E falando nisso, não existe outra palavra para definir as finalizações especiais de inimigos, uma das grandes novidades desta edição de Doom. É difícil de descrever em palavras a sensação de arrancar o braço de um demônio e usá-lo para terminar de matar o próprio inimigo. É preciso jogar para saber, e descobrir as diferentes formas que o protagonista brucutu tem para acabar com a raça dos oponentes. Isso sem falar na serra-elétrica, que retorna mais sanguinária do que nunca.
Doom apresenta o tipo de ação visceral a que os fãs do passado estão acostumados, ao mesmo tempo em que entrega um ritmo acelerado como poucos vistos na indústria.
Toda essa ação, claro, não combinaria com uma progressão labiríntica e cheia de idas e vindas em cenários potencialmente vazios, como acontecia no original. E aqui, temos mais uma sacada da id Software, que deixou Doom não tão complexo quanto seus antecessores, mas ainda com bastante espaço para exploração, agradando, mais uma vez, tanto os veteranos quanto os novatos acostumados a andarem apenas em linha reta.

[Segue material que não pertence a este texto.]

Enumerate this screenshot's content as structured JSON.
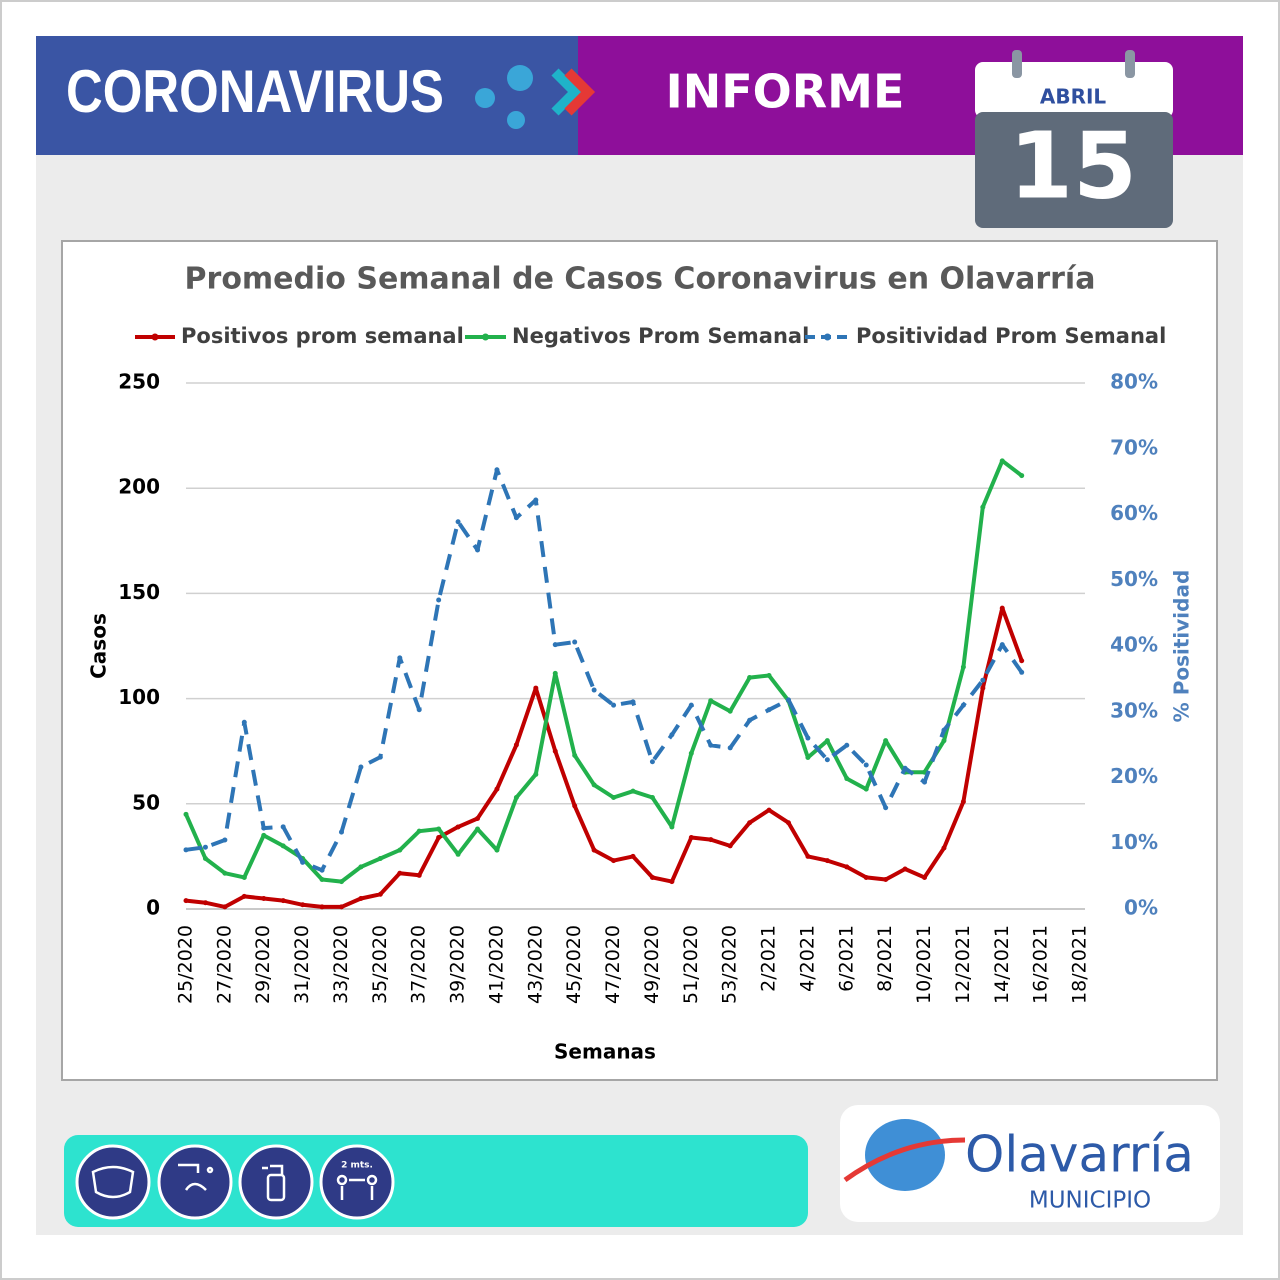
{
  "header": {
    "left": "CORONAVIRUS",
    "right": "INFORME",
    "month": "ABRIL",
    "day": "15"
  },
  "chart_data": {
    "type": "line",
    "title": "Promedio Semanal de Casos Coronavirus en Olavarría",
    "x_label": "Semanas",
    "y_label": "Casos",
    "y2_label": "% Positividad",
    "categories": [
      "25/2020",
      null,
      "27/2020",
      null,
      "29/2020",
      null,
      "31/2020",
      null,
      "33/2020",
      null,
      "35/2020",
      null,
      "37/2020",
      null,
      "39/2020",
      null,
      "41/2020",
      null,
      "43/2020",
      null,
      "45/2020",
      null,
      "47/2020",
      null,
      "49/2020",
      null,
      "51/2020",
      null,
      "53/2020",
      null,
      "2/2021",
      null,
      "4/2021",
      null,
      "6/2021",
      null,
      "8/2021",
      null,
      "10/2021",
      null,
      "12/2021",
      null,
      "14/2021",
      null,
      "16/2021",
      null,
      "18/2021"
    ],
    "ylim": [
      0,
      250
    ],
    "yticks": [
      0,
      50,
      100,
      150,
      200,
      250
    ],
    "y2lim": [
      0,
      80
    ],
    "y2ticks": [
      {
        "value": 0,
        "label": "0%"
      },
      {
        "value": 10,
        "label": "10%"
      },
      {
        "value": 20,
        "label": "20%"
      },
      {
        "value": 30,
        "label": "30%"
      },
      {
        "value": 40,
        "label": "40%"
      },
      {
        "value": 50,
        "label": "50%"
      },
      {
        "value": 60,
        "label": "60%"
      },
      {
        "value": 70,
        "label": "70%"
      },
      {
        "value": 80,
        "label": "80%"
      }
    ],
    "grid": true,
    "series": [
      {
        "name": "Positivos prom semanal",
        "color": "#c00000",
        "dashed": false,
        "values": [
          4,
          3,
          1,
          6,
          5,
          4,
          2,
          1,
          1,
          5,
          7,
          17,
          16,
          34,
          39,
          43,
          57,
          78,
          105,
          75,
          49,
          28,
          23,
          25,
          15,
          13,
          34,
          33,
          30,
          41,
          47,
          41,
          25,
          23,
          20,
          15,
          14,
          19,
          15,
          29,
          51,
          105,
          143,
          118,
          null,
          null,
          null
        ]
      },
      {
        "name": "Negativos Prom Semanal",
        "color": "#22b14c",
        "dashed": false,
        "values": [
          45,
          24,
          17,
          15,
          35,
          30,
          24,
          14,
          13,
          20,
          24,
          28,
          37,
          38,
          26,
          38,
          28,
          53,
          64,
          112,
          73,
          59,
          53,
          56,
          53,
          39,
          74,
          99,
          94,
          110,
          111,
          99,
          72,
          80,
          62,
          57,
          80,
          65,
          65,
          80,
          115,
          191,
          213,
          206,
          null,
          null,
          null
        ]
      },
      {
        "name": "Positividad Prom Semanal",
        "color": "#2e75b6",
        "dashed": true,
        "axis": "y2",
        "values": [
          9,
          9.4,
          10.5,
          28.4,
          12.3,
          12.5,
          7.1,
          5.9,
          11.7,
          21.6,
          23.1,
          38.2,
          30.3,
          47,
          58.9,
          54.6,
          66.8,
          59.5,
          62.2,
          40.2,
          40.6,
          33.3,
          31,
          31.5,
          22.4,
          26.5,
          31,
          24.9,
          24.5,
          28.7,
          30.3,
          31.8,
          26,
          22.7,
          24.9,
          21.9,
          15.4,
          21.4,
          19.3,
          27.2,
          31,
          34.8,
          40.2,
          36,
          null,
          null,
          null
        ]
      }
    ]
  },
  "footer": {
    "distance": "2 mts.",
    "brand": "Olavarría",
    "brand_sub": "MUNICIPIO"
  }
}
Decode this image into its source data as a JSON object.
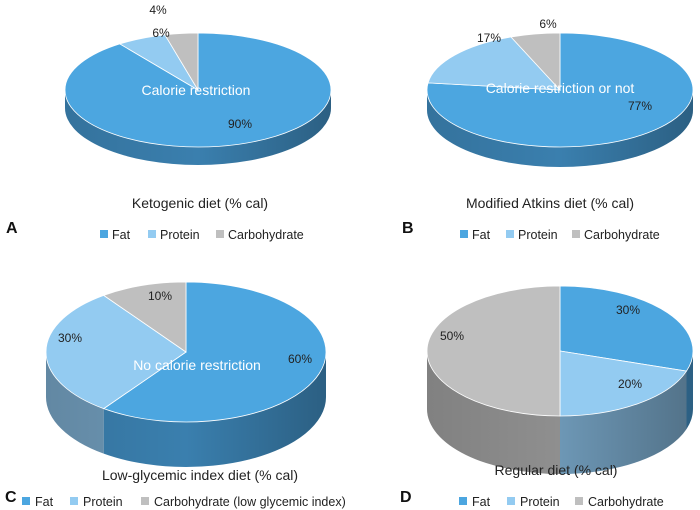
{
  "colors": {
    "fat": "#4ca6e0",
    "protein": "#93cbf1",
    "carbohydrate": "#bfbfbf",
    "fat_side": "#3a7fae",
    "protein_side": "#6d97b5",
    "carbohydrate_side": "#8f8f8f",
    "fat_side_dark": "#3d5064",
    "carbohydrate_side_dark": "#888888"
  },
  "chart_data": [
    {
      "type": "pie",
      "panel": "A",
      "title": "Ketogenic diet (% cal)",
      "annotation": "Calorie restriction",
      "categories": [
        "Fat",
        "Protein",
        "Carbohydrate"
      ],
      "values": [
        90,
        6,
        4
      ],
      "labels": [
        "90%",
        "6%",
        "4%"
      ],
      "legend": [
        "Fat",
        "Protein",
        "Carbohydrate"
      ]
    },
    {
      "type": "pie",
      "panel": "B",
      "title": "Modified Atkins diet (% cal)",
      "annotation": "Calorie restriction or not",
      "categories": [
        "Fat",
        "Protein",
        "Carbohydrate"
      ],
      "values": [
        77,
        17,
        6
      ],
      "labels": [
        "77%",
        "17%",
        "6%"
      ],
      "legend": [
        "Fat",
        "Protein",
        "Carbohydrate"
      ]
    },
    {
      "type": "pie",
      "panel": "C",
      "title": "Low-glycemic index diet (% cal)",
      "annotation": "No calorie restriction",
      "categories": [
        "Fat",
        "Protein",
        "Carbohydrate (low glycemic index)"
      ],
      "values": [
        60,
        30,
        10
      ],
      "labels": [
        "60%",
        "30%",
        "10%"
      ],
      "legend": [
        "Fat",
        "Protein",
        "Carbohydrate (low glycemic index)"
      ]
    },
    {
      "type": "pie",
      "panel": "D",
      "title": "Regular diet (% cal)",
      "annotation": "",
      "categories": [
        "Fat",
        "Protein",
        "Carbohydrate"
      ],
      "values": [
        30,
        20,
        50
      ],
      "labels": [
        "30%",
        "20%",
        "50%"
      ],
      "legend": [
        "Fat",
        "Protein",
        "Carbohydrate"
      ]
    }
  ]
}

Progredir do começo ao final de uma fase não será nada difícil, e por mais que o backtracking ou a exploração dos cenários sejam necessários para obter chaves, por exemplo, o caminho é bastante direto. Quem quiser, por outro lado, pode se perder por eles em busca de enigmas, itens extras, upgrades e até mesmo um simpático bonequinho que garante melhorias. Novamente, tem para todo mundo.
O modo multiplayer também tem uma pegada semelhante, e como já havia sido demonstrado em testes Beta, exige uma movimentação rápida e gatilhos velozes para o vencedor. Mais uma vez, destaque para o modo em que o centro a ser dominado se movimenta pelos mapas, e nunca, jamais, pisque, pois um milésimo de segundo define qual cadáver estará no chão, o seu ou o do inimigo.

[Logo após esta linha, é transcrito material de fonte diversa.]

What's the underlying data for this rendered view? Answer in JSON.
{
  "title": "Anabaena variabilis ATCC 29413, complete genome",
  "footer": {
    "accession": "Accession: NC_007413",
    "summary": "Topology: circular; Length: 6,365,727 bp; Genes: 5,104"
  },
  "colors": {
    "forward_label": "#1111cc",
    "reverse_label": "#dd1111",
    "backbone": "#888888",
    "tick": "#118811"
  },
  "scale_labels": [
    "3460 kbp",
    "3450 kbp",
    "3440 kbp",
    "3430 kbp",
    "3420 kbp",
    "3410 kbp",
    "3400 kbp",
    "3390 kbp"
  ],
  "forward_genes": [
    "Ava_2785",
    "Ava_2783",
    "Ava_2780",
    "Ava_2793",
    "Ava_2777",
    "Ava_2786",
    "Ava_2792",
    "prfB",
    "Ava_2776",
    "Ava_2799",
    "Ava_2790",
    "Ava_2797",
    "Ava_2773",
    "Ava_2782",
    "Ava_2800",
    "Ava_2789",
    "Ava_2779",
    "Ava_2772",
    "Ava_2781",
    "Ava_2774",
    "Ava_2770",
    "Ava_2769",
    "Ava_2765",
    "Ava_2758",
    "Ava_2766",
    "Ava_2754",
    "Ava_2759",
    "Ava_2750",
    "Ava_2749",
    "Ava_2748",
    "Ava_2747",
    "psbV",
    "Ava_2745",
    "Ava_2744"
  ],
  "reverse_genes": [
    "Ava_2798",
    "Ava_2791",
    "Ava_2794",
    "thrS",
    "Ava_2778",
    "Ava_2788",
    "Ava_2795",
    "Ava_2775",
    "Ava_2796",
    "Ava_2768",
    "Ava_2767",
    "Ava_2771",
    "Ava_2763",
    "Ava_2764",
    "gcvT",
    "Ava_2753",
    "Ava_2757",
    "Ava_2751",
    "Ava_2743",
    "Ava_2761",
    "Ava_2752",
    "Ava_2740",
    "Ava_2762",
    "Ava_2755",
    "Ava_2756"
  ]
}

Nem tudo, entretanto, sobrevive ao teste do tempo. Mas ao contrário do que aconteceu em seu antecessor, as falhas de Doom não são suficientes para minar a experiência, tornando o título chato ou enfadonho. Temos aqui, por exemplo, uma falta de polimento nas mecânicas relacionadas ao mapa, que continua tão confuso quanto sempre foi, muitas vezes dificultando ainda mais o trabalho de se localizar nas fases, o oposto do que deveria fazer.
Massacrar criaturas do inferno ainda é extremamente divertido, entretanto, em Doom, ainda falta um pouco para deixar aquele sabor inesquecível.

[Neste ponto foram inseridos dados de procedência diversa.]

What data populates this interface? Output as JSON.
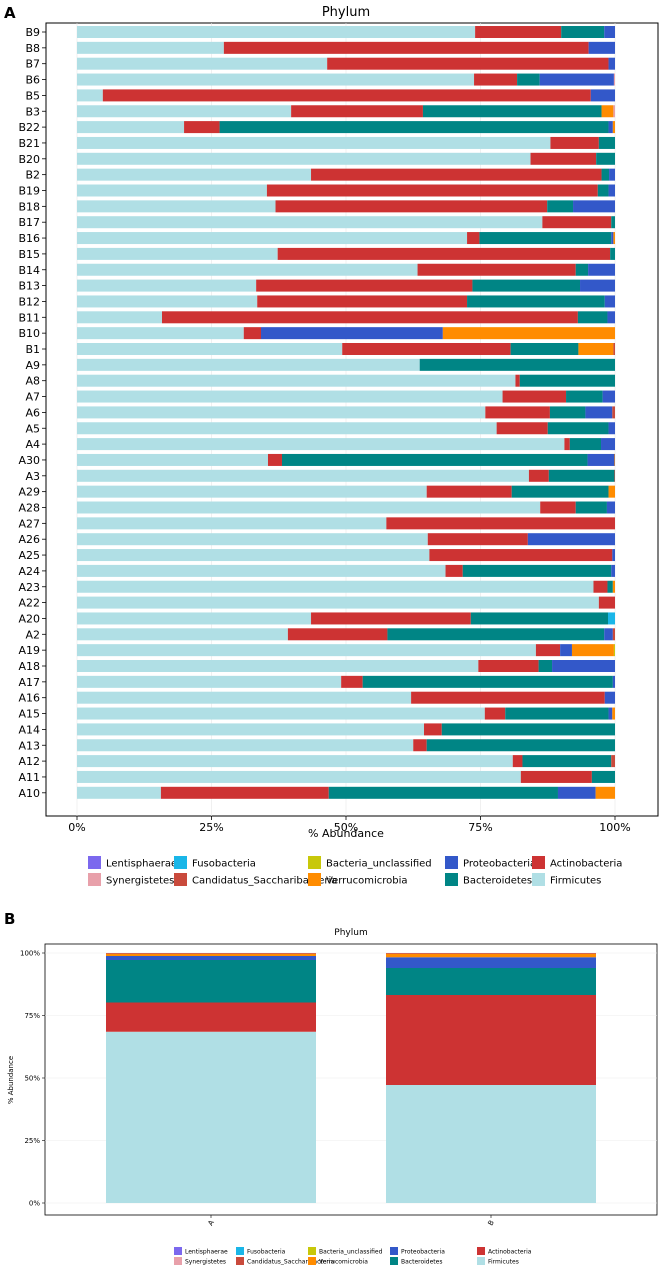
{
  "colors": {
    "Lentisphaerae": "#7b68ee",
    "Synergistetes": "#e8a0aa",
    "Fusobacteria": "#1ab6e8",
    "Candidatus_Saccharibacteria": "#c94a3c",
    "Bacteria_unclassified": "#c8c80a",
    "Verrucomicrobia": "#ff8c00",
    "Proteobacteria": "#3358c9",
    "Bacteroidetes": "#008585",
    "Actinobacteria": "#cd3333",
    "Firmicutes": "#b0dfe5"
  },
  "legend_items": [
    {
      "name": "Lentisphaerae",
      "label": "Lentisphaerae"
    },
    {
      "name": "Fusobacteria",
      "label": "Fusobacteria"
    },
    {
      "name": "Bacteria_unclassified",
      "label": "Bacteria_unclassified"
    },
    {
      "name": "Proteobacteria",
      "label": "Proteobacteria"
    },
    {
      "name": "Actinobacteria",
      "label": "Actinobacteria"
    },
    {
      "name": "Synergistetes",
      "label": "Synergistetes"
    },
    {
      "name": "Candidatus_Saccharibacteria",
      "label": "Candidatus_Saccharibacteria"
    },
    {
      "name": "Verrucomicrobia",
      "label": "Verrucomicrobia"
    },
    {
      "name": "Bacteroidetes",
      "label": "Bacteroidetes"
    },
    {
      "name": "Firmicutes",
      "label": "Firmicutes"
    }
  ],
  "chart_data": [
    {
      "panel_label": "A",
      "type": "bar",
      "orientation": "horizontal",
      "stacked": true,
      "title": "Phylum",
      "xlabel": "% Abundance",
      "ylabel": "",
      "xlim": [
        0,
        100
      ],
      "xticks": [
        "0%",
        "25%",
        "50%",
        "75%",
        "100%"
      ],
      "segment_order": [
        "Firmicutes",
        "Actinobacteria",
        "Bacteroidetes",
        "Proteobacteria",
        "Verrucomicrobia",
        "Bacteria_unclassified",
        "Candidatus_Saccharibacteria",
        "Fusobacteria",
        "Synergistetes",
        "Lentisphaerae"
      ],
      "samples": [
        {
          "name": "B9",
          "values": [
            74,
            16,
            8,
            2,
            0,
            0,
            0,
            0,
            0,
            0
          ]
        },
        {
          "name": "B8",
          "values": [
            27.3,
            67.8,
            0,
            4.9,
            0,
            0,
            0,
            0,
            0,
            0
          ]
        },
        {
          "name": "B7",
          "values": [
            46.5,
            52.3,
            0,
            1.2,
            0,
            0,
            0,
            0,
            0,
            0
          ]
        },
        {
          "name": "B6",
          "values": [
            73.8,
            8,
            4.2,
            13.8,
            0,
            0,
            0,
            0,
            0.2,
            0
          ]
        },
        {
          "name": "B5",
          "values": [
            4.8,
            90.7,
            0,
            4.5,
            0,
            0,
            0,
            0,
            0,
            0
          ]
        },
        {
          "name": "B3",
          "values": [
            39.8,
            24.5,
            33.2,
            0,
            2.2,
            0,
            0,
            0,
            0.3,
            0
          ]
        },
        {
          "name": "B22",
          "values": [
            19.9,
            6.6,
            72.3,
            0.8,
            0.4,
            0,
            0,
            0,
            0,
            0
          ]
        },
        {
          "name": "B21",
          "values": [
            88,
            9,
            3,
            0,
            0,
            0,
            0,
            0,
            0,
            0
          ]
        },
        {
          "name": "B20",
          "values": [
            84.3,
            12.2,
            3.5,
            0,
            0,
            0,
            0,
            0,
            0,
            0
          ]
        },
        {
          "name": "B2",
          "values": [
            43.5,
            54,
            1.4,
            1.1,
            0,
            0,
            0,
            0,
            0,
            0
          ]
        },
        {
          "name": "B19",
          "values": [
            35.3,
            61.5,
            2,
            1.2,
            0,
            0,
            0,
            0,
            0,
            0
          ]
        },
        {
          "name": "B18",
          "values": [
            36.9,
            50.5,
            4.8,
            7.8,
            0,
            0,
            0,
            0,
            0,
            0
          ]
        },
        {
          "name": "B17",
          "values": [
            86.5,
            12.8,
            0.7,
            0,
            0,
            0,
            0,
            0,
            0,
            0
          ]
        },
        {
          "name": "B16",
          "values": [
            72.5,
            2.3,
            24.5,
            0.4,
            0.3,
            0,
            0,
            0,
            0,
            0
          ]
        },
        {
          "name": "B15",
          "values": [
            37.3,
            61.8,
            0.9,
            0,
            0,
            0,
            0,
            0,
            0,
            0
          ]
        },
        {
          "name": "B14",
          "values": [
            63.3,
            29.4,
            2.3,
            5,
            0,
            0,
            0,
            0,
            0,
            0
          ]
        },
        {
          "name": "B13",
          "values": [
            33.3,
            40.2,
            20,
            6.5,
            0,
            0,
            0,
            0,
            0,
            0
          ]
        },
        {
          "name": "B12",
          "values": [
            33.5,
            39,
            25.6,
            1.9,
            0,
            0,
            0,
            0,
            0,
            0
          ]
        },
        {
          "name": "B11",
          "values": [
            15.8,
            77.3,
            5.5,
            1.4,
            0,
            0,
            0,
            0,
            0,
            0
          ]
        },
        {
          "name": "B10",
          "values": [
            31,
            3.2,
            0,
            33.8,
            32,
            0,
            0,
            0,
            0,
            0
          ]
        },
        {
          "name": "B1",
          "values": [
            49.3,
            31.3,
            12.6,
            0,
            6.5,
            0,
            0.3,
            0,
            0,
            0
          ]
        },
        {
          "name": "A9",
          "values": [
            63.7,
            0,
            36.3,
            0,
            0,
            0,
            0,
            0,
            0,
            0
          ]
        },
        {
          "name": "A8",
          "values": [
            81.5,
            0.8,
            17.7,
            0,
            0,
            0,
            0,
            0,
            0,
            0
          ]
        },
        {
          "name": "A7",
          "values": [
            79.1,
            11.8,
            6.8,
            2.3,
            0,
            0,
            0,
            0,
            0,
            0
          ]
        },
        {
          "name": "A6",
          "values": [
            75.9,
            12,
            6.6,
            5,
            0,
            0,
            0.5,
            0,
            0,
            0
          ]
        },
        {
          "name": "A5",
          "values": [
            78,
            9.5,
            11.3,
            1.2,
            0,
            0,
            0,
            0,
            0,
            0
          ]
        },
        {
          "name": "A4",
          "values": [
            90.6,
            1,
            5.8,
            2.6,
            0,
            0,
            0,
            0,
            0,
            0
          ]
        },
        {
          "name": "A30",
          "values": [
            35.5,
            2.6,
            56.8,
            5,
            0.1,
            0,
            0,
            0,
            0,
            0
          ]
        },
        {
          "name": "A3",
          "values": [
            84,
            3.7,
            12.2,
            0,
            0,
            0,
            0.1,
            0,
            0,
            0
          ]
        },
        {
          "name": "A29",
          "values": [
            65,
            15.8,
            18,
            0,
            1.2,
            0,
            0,
            0,
            0,
            0
          ]
        },
        {
          "name": "A28",
          "values": [
            86.1,
            6.6,
            5.8,
            1.5,
            0,
            0,
            0,
            0,
            0,
            0
          ]
        },
        {
          "name": "A27",
          "values": [
            57.5,
            42.5,
            0,
            0,
            0,
            0,
            0,
            0,
            0,
            0
          ]
        },
        {
          "name": "A26",
          "values": [
            65.2,
            18.6,
            0,
            16.2,
            0,
            0,
            0,
            0,
            0,
            0
          ]
        },
        {
          "name": "A25",
          "values": [
            65.5,
            34,
            0,
            0.5,
            0,
            0,
            0,
            0,
            0,
            0
          ]
        },
        {
          "name": "A24",
          "values": [
            68.5,
            3.2,
            27.6,
            0.7,
            0,
            0,
            0,
            0,
            0,
            0
          ]
        },
        {
          "name": "A23",
          "values": [
            96,
            2.6,
            1,
            0,
            0.4,
            0,
            0,
            0,
            0,
            0
          ]
        },
        {
          "name": "A22",
          "values": [
            97,
            3,
            0,
            0,
            0,
            0,
            0,
            0,
            0,
            0
          ]
        },
        {
          "name": "A20",
          "values": [
            43.5,
            29.7,
            25.5,
            0,
            0,
            0,
            0,
            1.3,
            0,
            0
          ]
        },
        {
          "name": "A2",
          "values": [
            39.2,
            18.5,
            40.3,
            1.6,
            0,
            0,
            0.4,
            0,
            0,
            0
          ]
        },
        {
          "name": "A19",
          "values": [
            85.3,
            4.5,
            0,
            2.2,
            7.8,
            0.2,
            0,
            0,
            0,
            0
          ]
        },
        {
          "name": "A18",
          "values": [
            74.6,
            11.2,
            2.5,
            11.7,
            0,
            0,
            0,
            0,
            0,
            0
          ]
        },
        {
          "name": "A17",
          "values": [
            49.1,
            4,
            46.5,
            0.4,
            0,
            0,
            0,
            0,
            0,
            0
          ]
        },
        {
          "name": "A16",
          "values": [
            62.1,
            36,
            0,
            1.9,
            0,
            0,
            0,
            0,
            0,
            0
          ]
        },
        {
          "name": "A15",
          "values": [
            75.8,
            3.8,
            19.2,
            0.7,
            0.5,
            0,
            0,
            0,
            0,
            0
          ]
        },
        {
          "name": "A14",
          "values": [
            64.5,
            3.3,
            32.2,
            0,
            0,
            0,
            0,
            0,
            0,
            0
          ]
        },
        {
          "name": "A13",
          "values": [
            62.5,
            2.5,
            35,
            0,
            0,
            0,
            0,
            0,
            0,
            0
          ]
        },
        {
          "name": "A12",
          "values": [
            81,
            1.8,
            16.5,
            0,
            0,
            0,
            0.7,
            0,
            0,
            0
          ]
        },
        {
          "name": "A11",
          "values": [
            82.5,
            13.2,
            4.3,
            0,
            0,
            0,
            0,
            0,
            0,
            0
          ]
        },
        {
          "name": "A10",
          "values": [
            15.6,
            31.2,
            42.6,
            7,
            3.6,
            0,
            0,
            0,
            0,
            0
          ]
        }
      ]
    },
    {
      "panel_label": "B",
      "type": "bar",
      "orientation": "vertical",
      "stacked": true,
      "title": "Phylum",
      "xlabel": "",
      "ylabel": "% Abundance",
      "ylim": [
        0,
        100
      ],
      "yticks": [
        "0%",
        "25%",
        "50%",
        "75%",
        "100%"
      ],
      "segment_order": [
        "Firmicutes",
        "Actinobacteria",
        "Bacteroidetes",
        "Proteobacteria",
        "Verrucomicrobia",
        "Bacteria_unclassified",
        "Candidatus_Saccharibacteria",
        "Fusobacteria",
        "Synergistetes",
        "Lentisphaerae"
      ],
      "samples": [
        {
          "name": "A",
          "values": [
            68.5,
            11.7,
            17.0,
            1.6,
            0.9,
            0,
            0.3,
            0,
            0,
            0
          ]
        },
        {
          "name": "B",
          "values": [
            47.2,
            36.0,
            10.8,
            4.3,
            1.4,
            0,
            0.3,
            0,
            0,
            0
          ]
        }
      ]
    }
  ]
}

Por outro lado, faz falta um pouco mais de profundidade na trama, com objetivos maiores do que o bom e velho “vá ali matar alguém”. Doom, claro, nunca foi um game reconhecido por seu enredo, mas não seria nada mal ver, nesta renovação, um foco maior nesse aspecto. Por mais que estejamos controlando uma massa muda de músculos, esse mundo é rico e vasto, e com certeza, tem muito a contar.
Ou então, pode ser apenas que eu esteja ficando velho, e a violência pura, apesar de saborosa, não deixe um apelo tão grande quanto antigamente. Massacrar criaturas do inferno e acabar com a raça de monstros da maneira mais visceral e sangrenta possível ainda é extremamente divertido, entretanto, em Doom, ainda falta um pouco para deixar aquele sabor que não se esquece.
O que temos aqui é um game de extrema qualidade, capaz de agradar igualmente e simultaneamente os veteranos e os novatos. E por atender a tantos interesses, nostalgias e expectativas, a id Software já merece uma grande salva de palmas. Os portões do inferno, finalmente, estão abertos novamente. Fica a grande curiosidade, agora, do que vai sair de lá daqui em diante.
O jogo foi analisado no PlayStation 4.